Even then He does not seem to insist on the Israelites getting that concept.  It is enough that He is theirs exclusively. Farther on in the Hebrew scriptures he hammers the point home, in Jeremiah, in IIChronicles, in IKings, in Psalm 115: 3-8; and a great many places in Isaiah 17:8; 37:19; 40:19; 41:29; 44:9-20 (more detailed);  These are created things.  They don't hear you.  They don't speak. They have no power. God uses the phrase that they were made by human hands, even your own hands, as a repeated illustration of their powerlessness.

That choice is significant, because the "other gods" that we worship in our day are often things we have in some sense made by our own hands: an education, a business, a family, a fortune, a house.

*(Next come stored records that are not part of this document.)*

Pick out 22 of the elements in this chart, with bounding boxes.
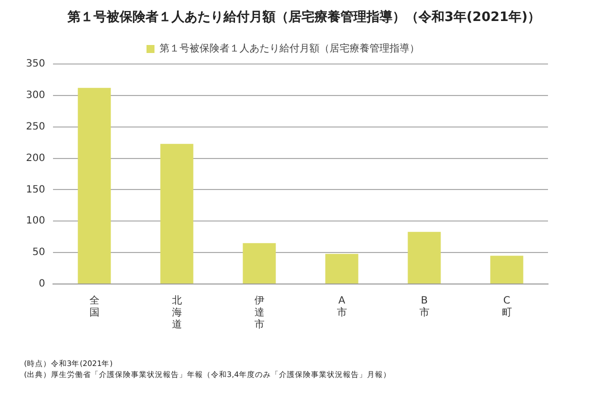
y-tick-label: 250 <box>26 121 46 132</box>
x-tick-label: 伊達市 <box>254 296 264 331</box>
x-tick-label: B市 <box>419 296 430 319</box>
y-tick-label: 100 <box>26 216 46 227</box>
legend-label: 第１号被保険者１人あたり給付月額（居宅療養管理指導） <box>160 42 420 55</box>
bar <box>78 88 111 284</box>
bar <box>490 256 524 284</box>
y-tick-label: 0 <box>38 278 46 290</box>
bar <box>160 144 194 284</box>
bar <box>408 232 441 284</box>
x-tick-label: C町 <box>502 296 512 319</box>
chart-title: 第１号被保険者１人あたり給付月額（居宅療養管理指導）（令和3年(2021年)） <box>66 8 542 26</box>
x-tick-label: A市 <box>336 296 347 319</box>
x-tick-label: 北海道 <box>172 294 182 331</box>
x-tick-label: 全国 <box>89 294 100 319</box>
y-tick-label: 50 <box>32 247 46 258</box>
y-tick-label: 200 <box>26 152 46 164</box>
y-tick-label: 350 <box>26 58 46 70</box>
bar <box>242 243 276 284</box>
y-tick-label: 150 <box>26 184 46 196</box>
y-tick-label: 300 <box>26 90 46 102</box>
bar <box>325 254 358 284</box>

Further notes, before I move on to the gods of the NT in another post:

It has always seemed frankly incredible to me that the recently-rescued Israelites could so quickly revert to worshiping another god, a golden calf.  Bull-gods were worshiped all the way from Spain to India. One feature was that the god that worked through them sometimes used the bull as a steed or a throne. They may have imagined they were doing something that honored YHWH, even though they weren't quite following directions. Something similar is seen in I Kings 12:25-33 with King Jeroboam. The golden calves were not so much gods themselves, but an announcement that the real God was to be worshiped in the northern kingdom, not in Jerusalem.

Temples to other gods functioned as larger, and more important versions of the household gods. If the ceremonies were done properly and the right food was given, the god was believed to come and inhabit the place. The Jews were instructed to not even look like they might be worshiping in the manner of other peoples. As many of the ceremonies were fertility rites, the command against adultery may be about more than supporting family life.  It may also be intended to keep Jews from any semblance of fertility rites to other gods.

We seem to have finally learned not to rely on household idols by the end of the captivity in Babylon.  However, they were still used for divination, even though this was expressly forbidden.

2 comments:

james said...

Someone quipped that the Exodus was as much to get Egypt of the Israelites as to get the Israelites out of Egypt. Amos 5:26 suggests that it wasn't 100% effective. And living among the pagans--the pagan ideas were bound to rub off. What's the difference between putting a little fish with the corn seed for fertilizer, and putting a little fish with the corn seed as an offering to the local fertility spirit? Without some bright lines in the sand, it is terribly easy to drift away from your path.

I gather that the Nuzi tablets suggest that Rachel's theft of the household gods doubled as a theft of the title to her father's property--not at all easily replaced.

Assistant Village Idiot said...

Well then, even worse, from Laban's POV.